Leaving the military aside, out in the civilian sector (and as a whole, not applicable to people who live near DC), but women make between 70-80 cents on the dollar compared to men. The gap even wider for African American women and you think the problem will fix itself by doing must be a fan of Antonin Scalia!

But, yes I agree with you that focusing on the unifying characteristics will enhance the team. My point is I don't think it's that easy...

Anonymous said...

Ensign Rogers,

You might send a note to the 22 or more previous Captains of Commands that have lost their jobs this last year and ask them how they really feel about females in the Navy. I have not even attempted to look at the incidents that got these CO’s relieved of Command but as I recall a fair share of those incidents, as I scanned them, involved females.

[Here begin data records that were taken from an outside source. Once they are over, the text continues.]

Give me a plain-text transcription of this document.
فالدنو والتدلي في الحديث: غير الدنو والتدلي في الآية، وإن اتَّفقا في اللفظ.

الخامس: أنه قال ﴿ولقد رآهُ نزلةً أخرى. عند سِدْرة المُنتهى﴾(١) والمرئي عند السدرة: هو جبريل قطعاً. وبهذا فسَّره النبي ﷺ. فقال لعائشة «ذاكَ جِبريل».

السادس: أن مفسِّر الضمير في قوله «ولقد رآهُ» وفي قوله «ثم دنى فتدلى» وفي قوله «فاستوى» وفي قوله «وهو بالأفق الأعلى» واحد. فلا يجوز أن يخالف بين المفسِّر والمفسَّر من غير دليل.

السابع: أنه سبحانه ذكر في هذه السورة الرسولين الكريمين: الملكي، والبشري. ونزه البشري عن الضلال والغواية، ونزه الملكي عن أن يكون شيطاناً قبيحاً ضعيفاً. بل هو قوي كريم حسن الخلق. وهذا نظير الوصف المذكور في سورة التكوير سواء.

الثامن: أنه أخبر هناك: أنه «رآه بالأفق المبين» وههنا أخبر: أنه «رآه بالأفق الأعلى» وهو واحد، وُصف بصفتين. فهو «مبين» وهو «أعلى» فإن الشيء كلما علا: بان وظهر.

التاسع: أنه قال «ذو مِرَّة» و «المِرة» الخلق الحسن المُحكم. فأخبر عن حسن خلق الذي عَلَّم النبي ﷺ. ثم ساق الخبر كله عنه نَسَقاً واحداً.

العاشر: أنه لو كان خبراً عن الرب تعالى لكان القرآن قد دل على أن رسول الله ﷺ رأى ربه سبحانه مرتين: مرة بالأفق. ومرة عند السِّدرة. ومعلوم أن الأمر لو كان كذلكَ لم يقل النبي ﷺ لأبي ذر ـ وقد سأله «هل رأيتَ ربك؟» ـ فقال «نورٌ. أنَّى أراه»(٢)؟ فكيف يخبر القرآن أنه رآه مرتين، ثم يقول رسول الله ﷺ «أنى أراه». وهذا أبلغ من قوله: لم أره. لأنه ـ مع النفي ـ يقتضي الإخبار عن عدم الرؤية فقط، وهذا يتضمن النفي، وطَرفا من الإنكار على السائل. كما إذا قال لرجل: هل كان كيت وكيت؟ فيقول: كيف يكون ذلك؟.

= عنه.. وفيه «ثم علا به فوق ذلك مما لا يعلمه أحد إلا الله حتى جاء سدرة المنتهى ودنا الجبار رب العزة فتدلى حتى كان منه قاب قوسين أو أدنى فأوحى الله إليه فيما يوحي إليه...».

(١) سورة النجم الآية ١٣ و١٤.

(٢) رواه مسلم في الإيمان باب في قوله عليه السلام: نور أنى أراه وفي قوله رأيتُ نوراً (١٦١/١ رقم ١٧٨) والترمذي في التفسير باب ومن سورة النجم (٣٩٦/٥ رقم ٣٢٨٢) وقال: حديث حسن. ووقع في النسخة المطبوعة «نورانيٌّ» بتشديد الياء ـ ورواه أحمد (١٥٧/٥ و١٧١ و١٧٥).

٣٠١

You speak as though a Conservative Supreme Court Justice is wrong in his considerations, even though you did not come right out and say that, like a true Liberal you have to get in a jab, but not be specific. You might look at one of those more liberal justices and find that she, Elena Kagen, has been for the same things you espouse but she is against the idea of the job you do these days, does that make you seem more like a hypocrite or an imposter?

Very Respectfully,
Navyman834 said...

I don't think that the point of creating an all-female mentoring group is to deny the mentorship abilities (or intentions) of males. The point is to enable females who don't feel like they have a leader that they can turn to who will really help them with issues.
I'm a forver ET turned CTI, and I can tell you that the cryptology community is full of very intelligent people. As such it is much less plauged by issues of discrimination, sexual, racial, or whatever. My daughter is an 2nd class in the engineering department on a carrier. Her experience is WAY different. Not only does she have no female direct leadership, the atmosphere is decidedly hostile towards a hard-charging female.
I think that providing Sailors like my daughter a way to communicate with other women throughout the Navy is a way to one, show them that they can succeed, and two, help them find suitable mentorship, male or female in the environment where they work.
-CTI1(IDW/SW) Demian Ford

Captain - Special Duty Cryptology said...

@ Demian Ford

Thanks for your comment and I can appreciate your daughter's situation.

Your last sentence explains my objection to having my profile deleted from the program. People should be able to choose their mentor - male or female, GLBT or straight,black or white, officer or enlisted, SWO or aviator, etc etc.

I was kicked out of the program because I was a male. Your daughter will not be able to choose me as her mentor - she loses.